MONTRÉAL – Dans le cadre de son interrogatoire de deux des enquêteurs de la Commission Charbonneau, lundi, l’avocat du Fonds de solidarité de la FTQ, Me André Ryan, a cherché à démontrer qu’aucun corps policier n’avait mis en garde le Fonds pour l’aviser qu’une entreprise ayant des liens avec des proches du crime organisé cherchait à obtenir du financement de sa part.
Me Ryan a notamment fait dire à l’enquêteur Nicodemo Milano que ni la Sûreté du Québec ni le Service de police de la ville de Montréal n’avaient prévenu le Fonds de solidarité que derrière l’entreprise Carboneutre se trouvait le caïd Raynald Desjardins.
La société de décontamination des sols Carboneutre cherchait à obtenir du financement du Fonds de solidarité, par l’intermédiaire de Jocelyn Dupuis, qui fut directeur général de la FTQ-Construction jusqu’en novembre 2008. Le Fonds n’y a pas investi.
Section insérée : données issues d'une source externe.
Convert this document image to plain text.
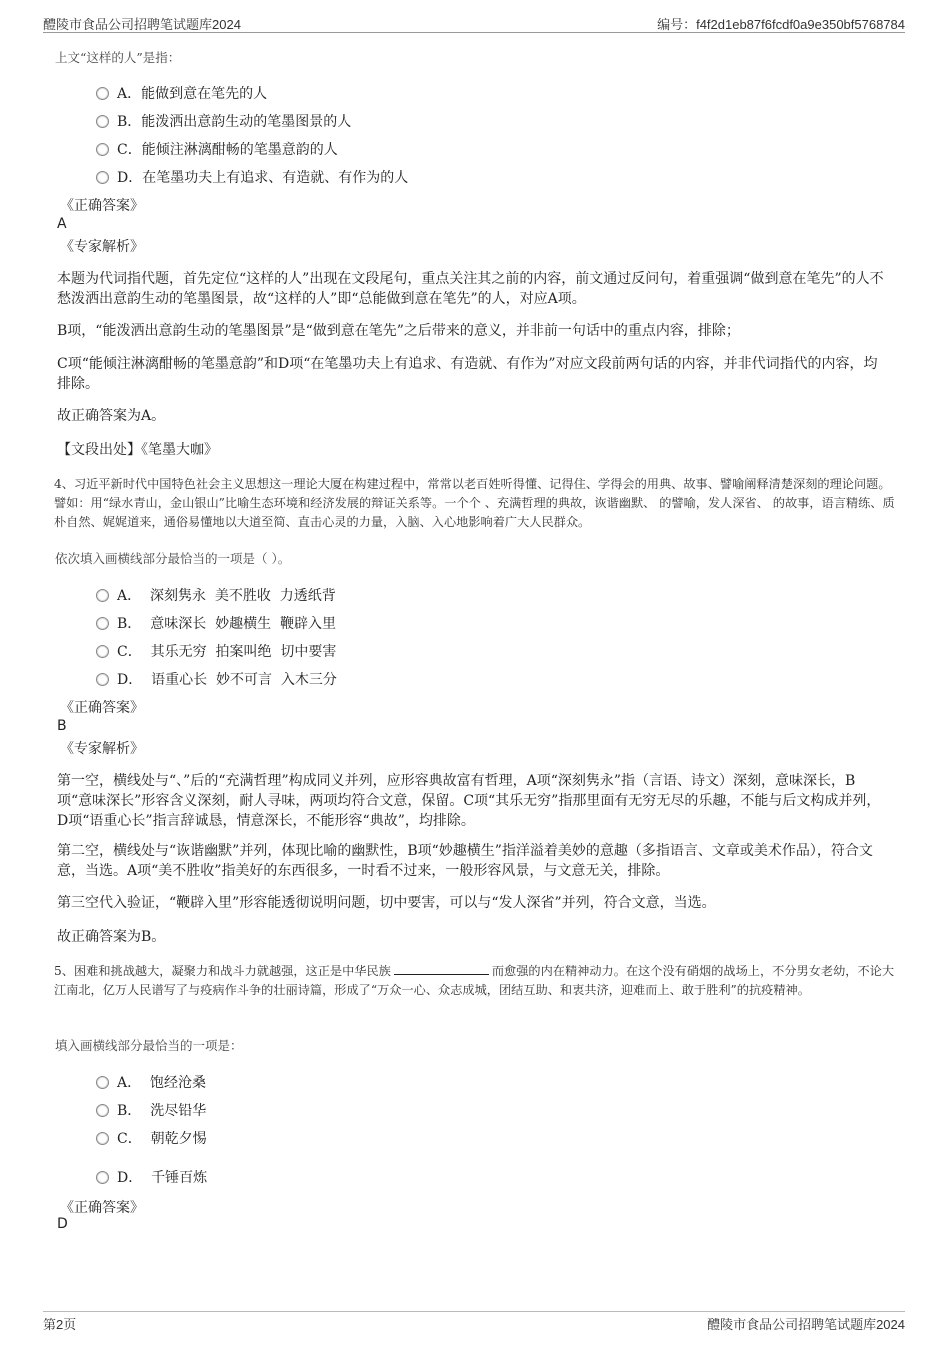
醴陵市食品公司招聘笔试题库2024	编号：f4f2d1eb87f6fcdf0a9e350bf5768784
上文“这样的人”是指：
A．能做到意在笔先的人
B．能泼洒出意韵生动的笔墨图景的人
C．能倾注淋漓酣畅的笔墨意韵的人
D．在笔墨功夫上有追求、有造就、有作为的人
《正确答案》
A
《专家解析》
本题为代词指代题，首先定位“这样的人”出现在文段尾句，重点关注其之前的内容，前文通过反问句，着重强调“做到意在笔先”的人不愁泼洒出意韵生动的笔墨图景，故“这样的人”即“总能做到意在笔先”的人，对应A项。
B项，“能泼洒出意韵生动的笔墨图景”是“做到意在笔先”之后带来的意义，并非前一句话中的重点内容，排除；
C项“能倾注淋漓酣畅的笔墨意韵”和D项“在笔墨功夫上有追求、有造就、有作为”对应文段前两句话的内容，并非代词指代的内容，均排除。
故正确答案为A。
【文段出处】《笔墨大咖》
4、习近平新时代中国特色社会主义思想这一理论大厦在构建过程中，常常以老百姓听得懂、记得住、学得会的用典、故事、譬喻阐释清楚深刻的理论问题。譬如：用“绿水青山，金山银山”比喻生态环境和经济发展的辩证关系等。一个个 、充满哲理的典故，诙谐幽默、 的譬喻，发人深省、 的故事，语言精练、质朴自然、娓娓道来，通俗易懂地以大道至简、直击心灵的力量，入脑、入心地影响着广大人民群众。
依次填入画横线部分最恰当的一项是（ ）。
A．  深刻隽永  美不胜收  力透纸背
B．  意味深长  妙趣横生  鞭辟入里
C．  其乐无穷  拍案叫绝  切中要害
D．  语重心长  妙不可言  入木三分
《正确答案》
B
《专家解析》
第一空，横线处与“、”后的“充满哲理”构成同义并列，应形容典故富有哲理，A项“深刻隽永”指（言语、诗文）深刻，意味深长，B项“意味深长”形容含义深刻，耐人寻味，两项均符合文意，保留。C项“其乐无穷”指那里面有无穷无尽的乐趣，不能与后文构成并列，D项“语重心长”指言辞诚恳，情意深长，不能形容“典故”，均排除。
第二空，横线处与“诙谐幽默”并列，体现比喻的幽默性，B项“妙趣横生”指洋溢着美妙的意趣（多指语言、文章或美术作品），符合文意，当选。A项“美不胜收”指美好的东西很多，一时看不过来，一般形容风景，与文意无关，排除。
第三空代入验证，“鞭辟入里”形容能透彻说明问题，切中要害，可以与“发人深省”并列，符合文意，当选。
故正确答案为B。
5、困难和挑战越大，凝聚力和战斗力就越强，这正是中华民族	而愈强的内在精神动力。在这个没有硝烟的战场上，不分男女老幼，不论大江南北，亿万人民谱写了与疫病作斗争的壮丽诗篇，形成了“万众一心、众志成城，团结互助、和衷共济，迎难而上、敢于胜利”的抗疫精神。
填入画横线部分最恰当的一项是：
A．  饱经沧桑
B．  洗尽铅华
C．  朝乾夕惕
D．  千锤百炼
《正确答案》
D
第2页	醴陵市食品公司招聘笔试题库2024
«Donc, toujours dans le but de protéger des enquêtes en cours, on ne va pas notifier des tiers à l’effet qu’il y a cette possible activité en lien avec le crime organisé; c’est exact?» lui a demandé Me André Ryan.
«S’il y a un danger sur la vie, s’il y a des menaces, c’est certain que les agences policières vont aviser les personnes. Mais lorsqu’on est en cueillette d’informations, cueillette de preuves pour traduire des individus devant les tribunaux, certainement on ne va pas les aviser», a expliqué l’enquêteur Milano.
Devant la juge France Charbonneau qui ne voyait pas la pertinence de certaines de ses questions, Me Ryan a exposé sa théorie: «j’aimerais ça qu’il nous dise comment on fait pour se protéger quand on est un entrepreneur, quand on est une institution financière, contre des individus qui ont des liens avec le crime organisé, mais qu’on ne peut pas le savoir?»
Me Ryan a aussi invité l’enquêteur à formuler ses recommandations pour permettre à des institutions comme le Fonds de solidarité de se prémunir contre une possible infiltration du crime organisé «compte tenu du fait que la police _ pour des raisons qu’on comprend _ choisit de ne pas divulguer, pour protéger ses enquêtes, la présence du crime organisé dans des entreprises qui appliquent chez nous».
M. Milano a évoqué ce qu’il a appelé «les trois C», à savoir les connaissances, les communications et le courage de dénoncer.
Avec le second témoin enquêteur à la commission, Stephan Cloutier, Me Ryan a adopté la même approche, cherchant à démontrer que même s’il était clair pour les policiers que certaines personnes avaient des relations avec des membres du crime organisé, les gens d’affaires et le Fonds, eux, l’ignoraient.
En après-midi, la commission devait entendre des requêtes frappées d’un interdit de publication. L’une d’elles vise à faire casser l’assignation à comparaître reçue par Louis-Pierre Lafortune, ancien vice-président des Grues Guay, et une autre vise à ce qu’il soit entendu à huis clos _ et non en non-publication _ par la commission.